Floyd's body was placed on public display in Sallisaw, Oklahoma. 
His funeral was attended by between twenty and forty thousand people, 
and remains the largest funeral in Oklahoma history. He was buried in Akin, Oklahoma.

Legacy

Floyd earned his nickname from Midwestern prostitutes 
because he obsessively combed his greasy pompadour.
He hated it enough that, according to legend, 
he killed two men just for calling him "Pretty Boy,"
and his dying words were "I'm Charles Arthur Floyd!"

Five years after Floyd's death, Woody Guthrie wrote a ballad romanticizing his life of crime. 
This song has been performed by many of the great figures in country and folk music, 
like Joan Baez, and was recorded by Bob Dylan on the Smithsonian's tribute to Guthrie in 1988. 
The song plays up Floyd's generosity to the poor, and contains the very famous line:

"Some will rob you with a six-gun,
And some with a fountain pen."

The song has also been covered by The Byrds on their album Sweetheart of the Rodeo, 
by folk-punk band Ghost Mice, and by Guthrie's son Arlo on his album Precious Friend with Pete Seeger.

It has been suggested that Flattop Jones, a villain from the Dick Tracy comic strip, 
was modeled on Floyd. Like the real-life figure, Flattop hailed from Oklahoma's Cookson Hills.

A film, Pretty Boy Floyd, was made in 1960 by Herbert J. Leder, starring John Ericson. 
Another film, A Bullet for Pretty Boy, was released in 1970, starring Fabian. 
He was also played by Steve Kanaly in the 1973 film Dillinger, and by Bo Hopkins in the 1975 TV-movie, 
The Kansas City Massacre. He was portrayed by Martin Sheen in the 1974 TV movie, The Story of Pretty Boy Floyd.

Pretty Boy Floyd is mentioned in Grandmaster Flash & the Furious Five's "The Message" at 02:17 
(Now you're unemployed, all non-void; Walkin' round like you're Pretty Boy Floyd).

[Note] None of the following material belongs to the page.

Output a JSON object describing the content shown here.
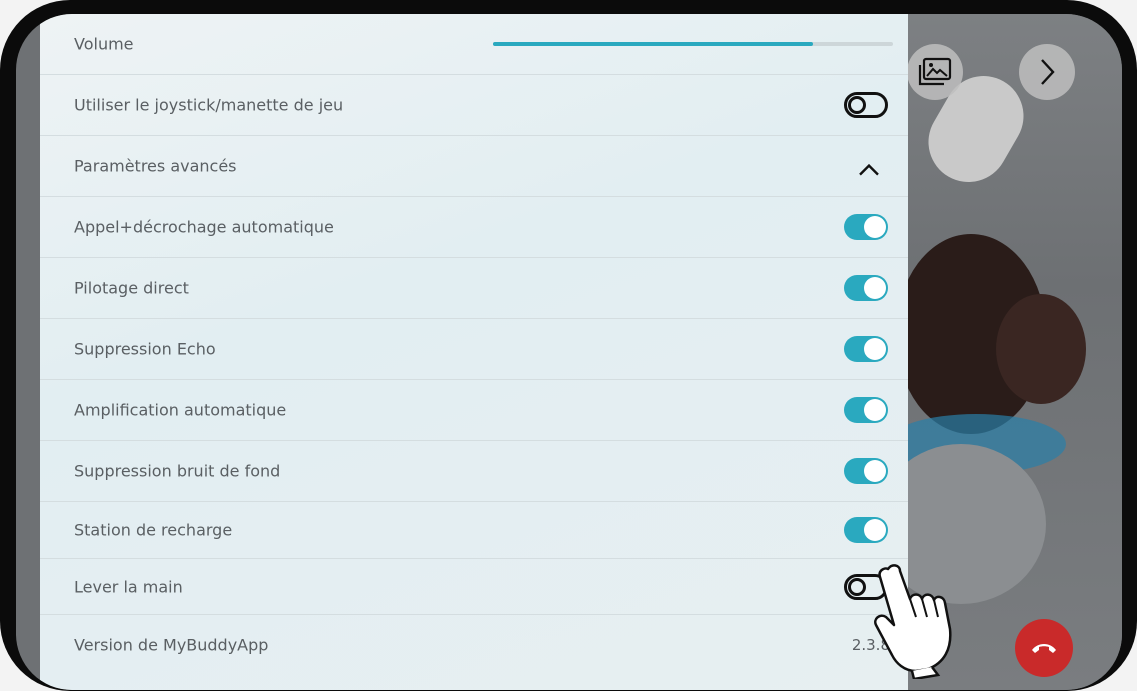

Many books have been written about Pretty Boy Floyd, including a semi-fictionalized biography 
by Pulitzer Prize-winner Larry McMurtry and Diana Ossana in 1994. 
In this work, Floyd is sympathetically portrayed as a good natured man and a reluctant killer, 
popular with women but devoted to his family. 
He is more a victim of the poor social conditions of the time than a cold blooded criminal.

There were also two hair metal bands called Pretty Boy Floyd, 
a Canadian band that has broken up and an American band who are still together. 
See: Pretty Boy Floyd (American) and Pretty Boy Floyd (Canadian).

Floyd was mentioned in the novel The Grapes of Wrath by John Steinbeck, 
in which the mother of the Joad children claims that she knew Floyd's mother 
and is afraid that her son Tom might become bitter and violent like Floyd.